On the hardwood, Barkley was a dominating power forward, earning the NBA’s M.V.P. Award in 1993. He also won two Olympic gold medals as part of the first two Dream Teams.
Last but not least for hoops autographs was a framed and matted picture of Los Angeles Lakers legend “Big Game” James Worthy. It’s not the best signature I’ve ever seen, but for $10, I’ll take it. It almost looks like it was signed twice, or maybe the Sharpie wasn’t working well. My fear is that the real autograph started to fade and some joker decided to trace the signature over the top to “restore” it to its original beauty. I guess we’ll never know.
Worthy will always be recognized as one of the true gamers. He played his best ball in the playoffs, and was part of three championship teams with the Lakers. He also won the NCAA championship in 1982 with UNC as a junior. Worthy used to be a great signer through the mail, but those days are over. Today he hosts the Lakers pregame and postgame shows, and is the CEO for his company, Worthy Enterprises.

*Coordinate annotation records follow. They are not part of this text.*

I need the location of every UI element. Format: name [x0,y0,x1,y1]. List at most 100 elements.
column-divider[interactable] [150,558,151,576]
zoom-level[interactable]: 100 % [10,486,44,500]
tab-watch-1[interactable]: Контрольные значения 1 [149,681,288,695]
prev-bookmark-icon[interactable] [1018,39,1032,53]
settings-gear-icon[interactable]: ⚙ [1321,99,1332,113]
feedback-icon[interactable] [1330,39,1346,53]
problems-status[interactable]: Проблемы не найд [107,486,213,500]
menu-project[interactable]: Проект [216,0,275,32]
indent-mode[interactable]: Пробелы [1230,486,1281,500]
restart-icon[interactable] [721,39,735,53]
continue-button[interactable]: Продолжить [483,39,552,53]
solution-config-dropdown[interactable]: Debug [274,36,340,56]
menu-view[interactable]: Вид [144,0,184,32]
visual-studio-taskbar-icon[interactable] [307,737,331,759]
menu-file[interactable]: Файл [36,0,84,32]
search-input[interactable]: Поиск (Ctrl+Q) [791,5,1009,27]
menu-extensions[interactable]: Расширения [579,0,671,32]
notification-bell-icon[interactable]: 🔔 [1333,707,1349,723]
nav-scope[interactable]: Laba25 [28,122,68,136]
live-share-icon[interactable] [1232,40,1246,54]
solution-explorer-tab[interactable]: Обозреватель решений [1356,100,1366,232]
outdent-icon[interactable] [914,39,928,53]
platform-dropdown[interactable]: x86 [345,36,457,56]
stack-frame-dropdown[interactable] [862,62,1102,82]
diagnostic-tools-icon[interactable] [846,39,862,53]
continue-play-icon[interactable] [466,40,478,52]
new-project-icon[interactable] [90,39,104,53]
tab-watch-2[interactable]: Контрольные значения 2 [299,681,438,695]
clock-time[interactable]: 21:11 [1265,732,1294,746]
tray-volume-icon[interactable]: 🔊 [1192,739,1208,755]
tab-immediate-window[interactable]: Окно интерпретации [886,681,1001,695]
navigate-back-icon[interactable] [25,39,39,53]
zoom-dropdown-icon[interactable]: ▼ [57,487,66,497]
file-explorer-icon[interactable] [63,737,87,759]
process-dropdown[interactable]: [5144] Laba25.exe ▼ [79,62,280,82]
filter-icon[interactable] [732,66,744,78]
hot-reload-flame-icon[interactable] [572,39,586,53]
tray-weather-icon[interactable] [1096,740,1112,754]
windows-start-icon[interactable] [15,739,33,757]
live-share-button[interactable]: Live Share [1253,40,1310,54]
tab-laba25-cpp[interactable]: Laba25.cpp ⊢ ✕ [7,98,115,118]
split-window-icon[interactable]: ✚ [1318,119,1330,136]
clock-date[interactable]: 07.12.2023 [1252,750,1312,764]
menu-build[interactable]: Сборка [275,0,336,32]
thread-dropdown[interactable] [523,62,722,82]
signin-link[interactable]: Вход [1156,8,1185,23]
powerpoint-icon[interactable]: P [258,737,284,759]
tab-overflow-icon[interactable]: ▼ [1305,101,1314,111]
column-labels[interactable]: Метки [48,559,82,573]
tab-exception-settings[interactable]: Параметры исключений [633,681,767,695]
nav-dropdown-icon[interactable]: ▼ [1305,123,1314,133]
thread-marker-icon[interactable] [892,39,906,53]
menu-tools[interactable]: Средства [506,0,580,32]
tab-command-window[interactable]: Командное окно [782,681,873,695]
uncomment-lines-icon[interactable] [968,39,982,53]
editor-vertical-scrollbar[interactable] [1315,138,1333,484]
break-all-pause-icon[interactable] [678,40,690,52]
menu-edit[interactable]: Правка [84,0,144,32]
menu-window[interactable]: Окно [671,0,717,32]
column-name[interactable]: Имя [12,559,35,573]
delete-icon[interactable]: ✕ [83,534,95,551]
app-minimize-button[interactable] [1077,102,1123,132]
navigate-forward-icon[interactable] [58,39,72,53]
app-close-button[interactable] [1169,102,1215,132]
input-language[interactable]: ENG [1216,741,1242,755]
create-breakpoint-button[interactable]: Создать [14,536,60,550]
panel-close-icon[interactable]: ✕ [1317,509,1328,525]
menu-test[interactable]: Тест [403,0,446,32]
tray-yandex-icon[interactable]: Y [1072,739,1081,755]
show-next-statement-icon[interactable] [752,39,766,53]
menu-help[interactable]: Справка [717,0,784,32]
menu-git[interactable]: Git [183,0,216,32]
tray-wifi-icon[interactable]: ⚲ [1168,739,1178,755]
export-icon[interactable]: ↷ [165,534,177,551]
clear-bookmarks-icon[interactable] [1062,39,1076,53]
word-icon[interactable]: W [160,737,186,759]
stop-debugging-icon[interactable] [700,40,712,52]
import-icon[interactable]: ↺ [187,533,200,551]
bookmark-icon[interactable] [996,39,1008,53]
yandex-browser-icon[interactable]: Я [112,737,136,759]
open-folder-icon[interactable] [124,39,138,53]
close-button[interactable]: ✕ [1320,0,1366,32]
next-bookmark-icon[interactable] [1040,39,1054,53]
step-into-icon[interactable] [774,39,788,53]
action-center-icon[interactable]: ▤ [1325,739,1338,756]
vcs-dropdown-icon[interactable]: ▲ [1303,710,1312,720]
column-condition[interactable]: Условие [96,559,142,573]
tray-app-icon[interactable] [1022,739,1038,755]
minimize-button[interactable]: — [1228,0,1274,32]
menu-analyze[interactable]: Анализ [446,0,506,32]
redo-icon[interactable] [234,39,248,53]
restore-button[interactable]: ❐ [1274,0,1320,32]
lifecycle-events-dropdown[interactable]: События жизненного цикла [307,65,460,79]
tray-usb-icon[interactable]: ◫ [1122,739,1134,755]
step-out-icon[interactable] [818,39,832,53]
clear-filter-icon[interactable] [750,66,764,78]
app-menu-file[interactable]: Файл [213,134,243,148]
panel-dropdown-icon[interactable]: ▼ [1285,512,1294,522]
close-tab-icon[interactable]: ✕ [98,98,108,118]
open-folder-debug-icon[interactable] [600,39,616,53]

The lone football autograph in the bunch is Buffalo Bills receiver Andre Reed. A 2008 finalist for the Hall of Fame, I think it’s only a matter of time until he will be sporting one of those awful yellow suit coats. Reed has always been a great signer and still answers his fan mail. But I’m guessing that may end when he gets the call from Canton. Reed was a crucial piece of the Bill’s Super Bowl days in the 1990s. They never took home the hardware, but they did make it to four straight.